By: Megan Wiegand
This month, NikeLab debuted a new women’s sportswear collaboration with Japanese fashion studio Sacai that aims to blur the line between couture and athletic. On its website, Nike called it a “bold expression of femininity.” In reality, it’s comical and insulting to female athletes everywhere.
The collection, a partnership with Sacai founder Chitose Abe, includes a jacket with a cape ($350); a dress with a bustlelike tail ($300); a sweatshirt with a lacy, lingerie-esque back ($250); and a pleated skirt with optional pink accents ($250).

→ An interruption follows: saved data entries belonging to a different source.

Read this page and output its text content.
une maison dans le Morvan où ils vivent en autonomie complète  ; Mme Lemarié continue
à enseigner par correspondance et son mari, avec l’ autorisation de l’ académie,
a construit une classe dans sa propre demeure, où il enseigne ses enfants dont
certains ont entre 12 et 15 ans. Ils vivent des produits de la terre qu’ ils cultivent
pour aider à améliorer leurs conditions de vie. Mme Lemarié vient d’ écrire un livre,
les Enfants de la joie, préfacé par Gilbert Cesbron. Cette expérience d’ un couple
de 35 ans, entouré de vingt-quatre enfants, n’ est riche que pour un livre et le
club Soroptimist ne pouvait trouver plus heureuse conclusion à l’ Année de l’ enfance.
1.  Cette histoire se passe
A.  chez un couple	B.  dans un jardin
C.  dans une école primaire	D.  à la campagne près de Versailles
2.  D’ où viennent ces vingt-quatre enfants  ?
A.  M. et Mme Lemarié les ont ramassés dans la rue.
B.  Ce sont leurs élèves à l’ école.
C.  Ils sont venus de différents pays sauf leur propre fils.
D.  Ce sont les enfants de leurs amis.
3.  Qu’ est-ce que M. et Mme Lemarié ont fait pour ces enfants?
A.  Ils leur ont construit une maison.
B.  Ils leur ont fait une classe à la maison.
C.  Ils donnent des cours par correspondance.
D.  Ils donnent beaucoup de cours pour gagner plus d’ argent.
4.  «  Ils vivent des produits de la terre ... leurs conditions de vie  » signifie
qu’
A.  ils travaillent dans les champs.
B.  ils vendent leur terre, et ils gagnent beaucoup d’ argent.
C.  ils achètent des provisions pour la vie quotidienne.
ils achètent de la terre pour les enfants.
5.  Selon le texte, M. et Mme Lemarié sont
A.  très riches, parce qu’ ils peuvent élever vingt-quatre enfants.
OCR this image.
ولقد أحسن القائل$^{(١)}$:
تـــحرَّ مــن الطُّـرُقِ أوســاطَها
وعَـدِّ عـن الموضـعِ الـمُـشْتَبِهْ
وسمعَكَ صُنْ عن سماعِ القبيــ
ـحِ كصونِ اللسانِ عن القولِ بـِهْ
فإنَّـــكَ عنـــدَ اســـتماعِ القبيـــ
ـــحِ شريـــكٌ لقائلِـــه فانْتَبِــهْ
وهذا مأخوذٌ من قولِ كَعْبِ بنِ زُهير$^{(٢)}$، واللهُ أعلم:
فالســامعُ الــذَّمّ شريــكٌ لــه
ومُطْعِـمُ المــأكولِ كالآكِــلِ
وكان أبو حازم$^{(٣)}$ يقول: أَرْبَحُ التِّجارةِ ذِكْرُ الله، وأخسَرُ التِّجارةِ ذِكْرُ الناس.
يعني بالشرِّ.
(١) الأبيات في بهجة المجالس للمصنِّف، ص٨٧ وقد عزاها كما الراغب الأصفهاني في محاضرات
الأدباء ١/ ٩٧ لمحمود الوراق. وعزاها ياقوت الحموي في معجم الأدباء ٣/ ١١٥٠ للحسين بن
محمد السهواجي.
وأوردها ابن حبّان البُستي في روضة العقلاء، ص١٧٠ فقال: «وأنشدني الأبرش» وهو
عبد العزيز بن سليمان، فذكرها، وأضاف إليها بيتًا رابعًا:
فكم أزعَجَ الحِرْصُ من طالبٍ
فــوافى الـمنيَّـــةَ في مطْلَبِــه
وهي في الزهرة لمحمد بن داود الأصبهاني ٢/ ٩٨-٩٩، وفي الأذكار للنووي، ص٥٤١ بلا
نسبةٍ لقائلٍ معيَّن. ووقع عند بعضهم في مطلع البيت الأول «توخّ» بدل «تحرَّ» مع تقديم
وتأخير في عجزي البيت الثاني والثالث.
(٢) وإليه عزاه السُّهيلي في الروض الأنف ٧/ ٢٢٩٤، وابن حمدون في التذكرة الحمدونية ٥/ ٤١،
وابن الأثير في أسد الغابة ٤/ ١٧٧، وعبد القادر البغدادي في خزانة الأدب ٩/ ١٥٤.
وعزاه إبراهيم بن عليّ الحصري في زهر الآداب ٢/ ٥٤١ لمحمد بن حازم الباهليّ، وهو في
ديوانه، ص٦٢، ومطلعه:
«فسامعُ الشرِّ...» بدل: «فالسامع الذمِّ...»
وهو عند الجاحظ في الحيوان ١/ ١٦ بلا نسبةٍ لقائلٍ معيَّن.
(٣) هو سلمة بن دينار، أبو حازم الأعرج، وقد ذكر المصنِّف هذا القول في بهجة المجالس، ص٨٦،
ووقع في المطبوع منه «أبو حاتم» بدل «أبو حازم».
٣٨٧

The athletic company’s website says that Abe drew inspiration from its archive of classic athletic gear, “reinterpreting Nike’s heritage sportswear silhouettes through a feminine and modern lens.” Abe says that “the idea of functionality is important to me, as is fabric innovation.” It’s true that classics, designed for men’s bodies, should be remade for women. But Abe’s definition of functionality clearly doesn’t include wearing her clothes in any conceivable athletic capacity—or even to run weekend errands. (A men’s NikeLab collaborative collection, though equally ridiculous-looking, at least appears to be wearable for athletic pursuits and is not labeled “hand wash.”)
The Sacai collection is undoubtedly a vanity project for Nike, but its premise—that female athletes prize style and appearance over functionality and performance—is completely tone-deaf. Women and girls raised in a post–Title IX era continue to make strides in athletic participation—women, for example, accounted for 57 percent of running-event finishers in 2013. And we’re willing to drop the dollars for our workout clothes.
I’ve written before about how products for women often get reduced to “shrink it and pink it,” and this is yet another example of adding a traditional female element (pleats! lace!) and labeling it as “designed for women.” Sure, our closets are stocked with delicate tops and swishy skirts that we wear to work or out on the town. But just like our fellow male athletes, we want athletic gear that doesn’t chafe, sag, or stretch, that’s breathable and fitted, and that survives through countless spin cycles (and SoulCycles).
Women’s gear, though improving by leaps and bounds, still lags behind men’s. If Nike wants to truly be innovative and celebrate women’s athleticism, how about reinforcing running tights’ seams for the overwhelming majority of us who don’t have thigh gaps? Why not build a GPS watch that fits a woman’s smaller wrist or a sports bra that doesn’t feel clammy? Ask any female athlete, and she’ll quickly tick off a half-dozen gear improvements she’d like to see (and buy).
“I’m a girl—that doesn’t mean I have to wear a skirt,” acclaimed boxer (and Nike-sponsored athlete) Marlen Esparza says in a 2012 ad from Nike celebrating the 40th anniversary of Title IX. Perhaps it’s time the company listens to its own fashion advice.